Arc browser patches critical vulnerability allowing users to inject malicious javascript
Take action: ARC fixed the issue on their backend and you don't need to take action if using their browser. We can all learn that allowing users to inject code into a product and then intermixing the code or keeping it centrally is very very dangerous and a lot of costly testing is needed all the time. Otherwise you may find yourself hacked by user code you explicitly allowed on your platform. Consider whether you really want such a feature, and whether you have the bandwidth to secure it.
Learn More
A critical vulnerability was identified and addressed in the Arc browser, developed by The Browser Company.
The flaw is tracked as CVE-2024-45489 (CVSS score 9.8), is a remote code execution (RCE) vulnerability with the potential to allow attackers to inject arbitrary code into other users' browser sessions without any user interaction.
The vulnerability originated from a misconfiguration in Arc’s Firebase Access Control Lists (ACLs), which are responsible for securing the endpoints for various browser features, including the "Boosts" feature. Boosts allow users to customize websites using custom CSS and JavaScript. Although Arc took measures to prevent sharing Boosts containing custom JavaScript, they still synced these Boosts to their servers to facilitate cross-device functionality.

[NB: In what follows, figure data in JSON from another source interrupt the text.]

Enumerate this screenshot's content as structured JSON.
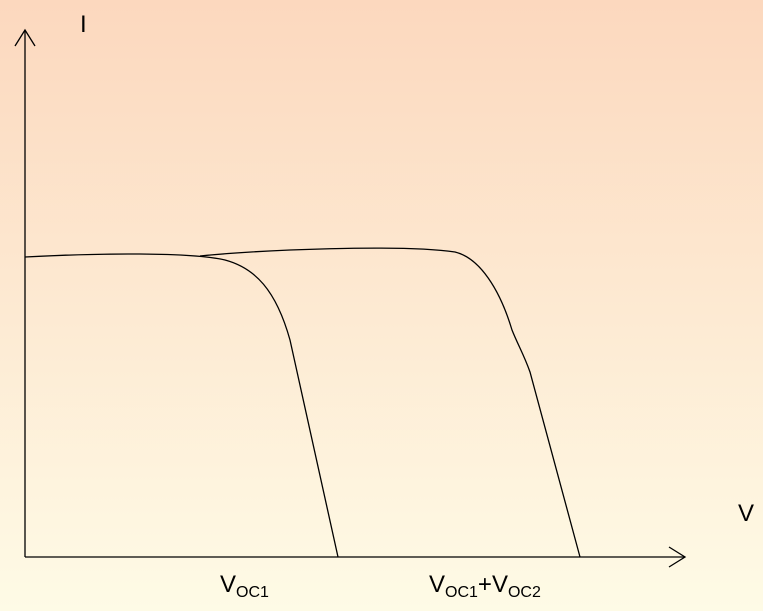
{
  "axes": {
    "y_label": "I",
    "x_label": "V"
  },
  "markers": [
    {
      "parts": [
        {
          "text": "V"
        },
        {
          "text": "OC1",
          "sub": true
        }
      ]
    },
    {
      "parts": [
        {
          "text": "V"
        },
        {
          "text": "OC1",
          "sub": true
        },
        {
          "text": "+"
        },
        {
          "text": "V"
        },
        {
          "text": "OC2",
          "sub": true
        }
      ]
    }
  ]
}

The flaw allowed malicious actors to modify the "creatorID" field of any Boost, essentially enabling them to assign custom Boosts to any user. By gaining access to a user’s unique ID, an attacker could push malicious JavaScript to a victim's browser session, executing arbitrary code without requiring the victim to visit a specific malicious site.
The issue was rooted in the incorrect configuration of Firebase ACLs, which permitted the modification of Boosts' creator IDs after they were created. This misconfiguration allowed attackers to exploit the "Boosts" feature to inject harmful code across user devices by simply knowing the victim's user ID.
The vulnerability was disclosed privately by the security researcher "xyz3va" on August 25, 2024, and a patch was released on August 26, 2024, following the private report. Hursh Agarwal, CTO and co-founder of The Browser Company, wrote in a post that no evidence of exploitation in the wild was found, apart from the controlled tests conducted by the researcher.
ARC claims that the issue is fixed on their backend services and no user interaction is necessary.
The company immediately rolled out several fixes, including:
- Disabling JavaScript on synced Boosts by default, requiring explicit activation.
- Implementing Mobile Device Management (MDM) configuration options to disable Boosts across organizations.
- Fixing privacy concerns regarding website information leakage during Boost editing.
- Transitioning away from Firebase for new features to prevent future ACL-related issues.
- Conducting an audit of existing Firebase ACLs and bolstering the security team by hiring a new senior security engineer.
Additionally, they addressed a related privacy concern wherein website visit data was unintentionally sent to their servers when the Boost feature was active, a breach of their privacy policy. The company committed to resolving this issue in the v1.61.1 update.